If we now look at the point in the circuit where the two resistances and the neutral conductor are joined, and apply Kirchhoff's First Law, things may become a little clearer. Kirchhoff's First Law states that algebraic sum of the currents at this junction must equal zero (or that the current entering this point must equal the current leaving, which ever you prefer). We will have .5 amperes entering this point from one resistance and .5 amperes leaving the point to the other resistance. No current is entering or leaving on the neutral conductor and Kirchhoff's First Law is satisfied.
Let's now turn on one more 60 watt light bulb. This would connect, in parallel, another 240 ohms of resistance to one side of our circuit. The result would be a resistance drop to 120 ohms and a current increase to 1 ampere in that branch of our circuit. We have not changed anything in the other branch.

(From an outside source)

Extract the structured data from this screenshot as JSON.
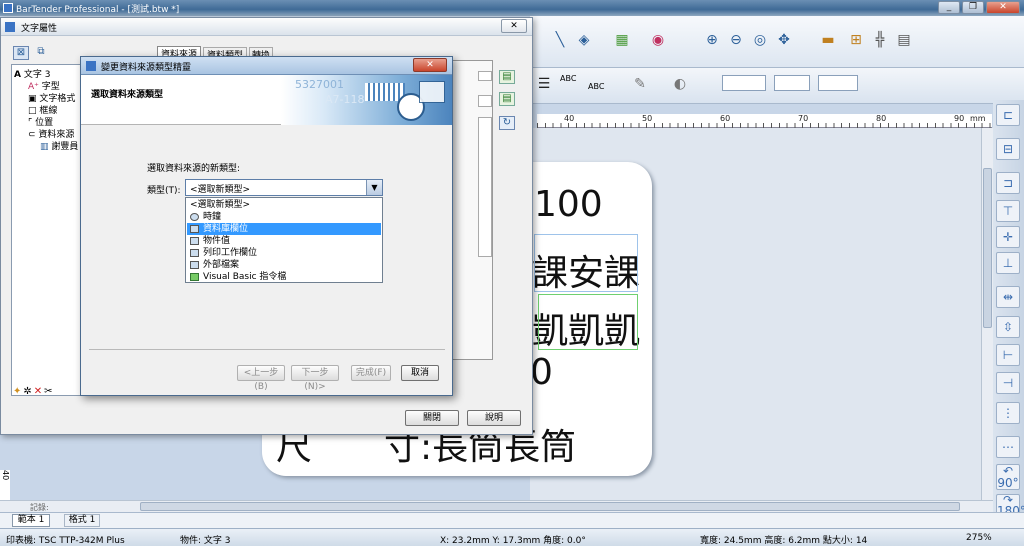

Back at our junction we now have 1 ampere entering from the side with the increased load, .5 amperes leaving to the side where the load stayed the same and .5 amperes leaving on the neutral conductor to go back the side of the transformer from which it was derived. Again the equation is balanced and all the gods are happy. The voltage drop is still 120 volts across each load because of the neutral connection to the transformer mid-point. What we actually have is part of the current from the side with the higher load travelling in the 240 volt series circuit (the balanced portion) and the remainder in the 120 volt parallel circuit.
Not to beat this thing to death, but let's look at the circuit in one more way. Let's connect the additional 60 watt light bulb to the other parallel branch and look again at the neutral junction point. We now have .5 amperes of current entering the junction from the smaller load, .5 amperes of current entering on the neutral conductor, and 1 ampere of current leaving the point to the side that now has the larger load. The .5 ampere neutral current is now coming from the side of the transformer where it was derived. The neutral current is now traveling in the opposite direction.
It might as well be mentioned that in the circuit with the unbalanced load, if the neutral connection is removed and we revert back to a 240 volt series circuit and the voltage drop across the loads would not be equal. The current in the circuit will be .66 amperes, and the voltage drop across the loads will now be 160 volts across the single 60 watt bulb and 80 volts across the two other bulbs. The 60 watt bulb just might survive this, but we all know what happens to the VCR.
One more thing for those with insomnia. Reading this might help. It seems to have this effect on some people in my classrooms.
R Dimery